AB InBev’s Merger Plans Still Leave Big Beer Vulnerable to Craft
For all of its potential advantages, Anheuser-Busch InBev NV’s proposed acquisition of SABMiller Plc may not solve one of the megabrewers’ biggest problems: craft beer. While SABMiller has so far s...
For all of its potential advantages, Anheuser-Busch InBev NV’s proposed acquisition of SABMiller Plc may not solve one of the megabrewers’ biggest problems: craft beer.
While SABMiller has so far snubbed offers from its larger rival, a proposed union of the world’s two biggest beermakers could create a behemoth with significant operations on every continent, allowing it to ride out slowing sales in any one market.

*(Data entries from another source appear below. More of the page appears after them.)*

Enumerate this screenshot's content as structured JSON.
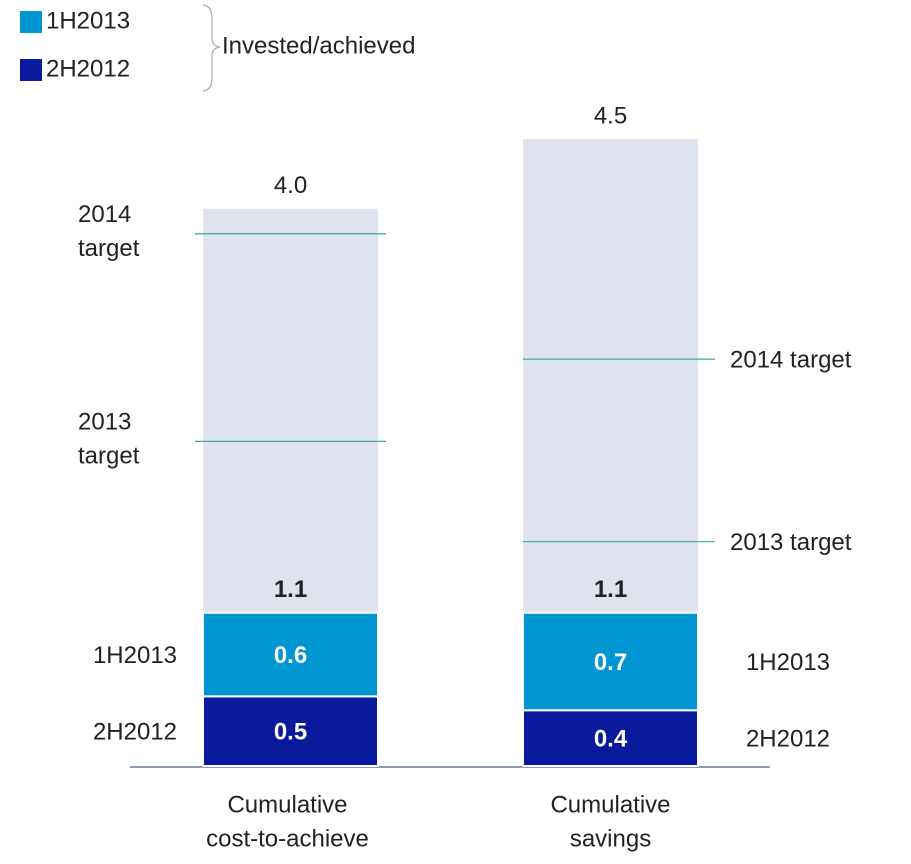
{
  "chart_data": {
    "type": "stacked_bar",
    "categories": [
      [
        "Cumulative",
        "cost-to-achieve"
      ],
      [
        "Cumulative",
        "savings"
      ]
    ],
    "series": [
      {
        "name": "2H2012",
        "color": "#0a1a9c",
        "values": [
          0.5,
          0.4
        ]
      },
      {
        "name": "1H2013",
        "color": "#0096d1",
        "values": [
          0.6,
          0.7
        ]
      }
    ],
    "totals": [
      1.1,
      1.1
    ],
    "background": {
      "color": "#dfe3ee",
      "values": [
        4.0,
        4.5
      ],
      "value_labels": [
        "4.0",
        "4.5"
      ]
    },
    "targets": [
      [
        {
          "label": [
            "2014",
            "target"
          ],
          "value": 3.82
        },
        {
          "label": [
            "2013",
            "target"
          ],
          "value": 2.33
        }
      ],
      [
        {
          "label": [
            "2014 target"
          ],
          "value": 2.92
        },
        {
          "label": [
            "2013 target"
          ],
          "value": 1.61
        }
      ]
    ],
    "target_color": "#3aa7a0",
    "legend_group": "Invested/achieved",
    "ylim": [
      0,
      4.5
    ]
  }
}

Yet the company would remain vulnerable to competition from the tiny brewers that are winning over drinkers and contributing to that slowdown, at least in the U.S.
Craft brewers, known for serving up flavourful offerings like hoppy IPAs and barrel-aged stouts, held about 19 percent of retail consumer beer sales in 2014, according to data from the Brewers Association. That’s up from about 16 percent in 2013. By contrast, overall beer volume fell 1 percent in 2014, and the loss came mostly from macrobrewers, heavily reliant on milder, light lagers. An AB InBev-SABMiller tie-up doesn’t offer a path to reverse that trend and may make it even worse, said Paul Gatza, director of the Brewers Association, a trade group for independent, craft brewers.
“There’s a perception that larger standard lagers are just part of the global finance game and craft brewers are the ones who actually have a connection to customers,” he said. “This deal makes us look more authentic. The larger breweries may have more muscle with retail and ad dollars, but consumers are still switching to craft.”
AB InBev and SABMiller have felt the pinch of that switch. MillerCoors, the U.S. joint venture between SABMiller and Molson Coors Brewing Co., says its volume has declined by almost 10 million barrels since its inception seven years ago. The company said last month that it’s closing its brewery in Eden, North Carolina, partly because of the volume lost due to “economic challenges, an explosion of choice and fragmentation within the beer business, and a dramatic change in the way consumers engage with brands."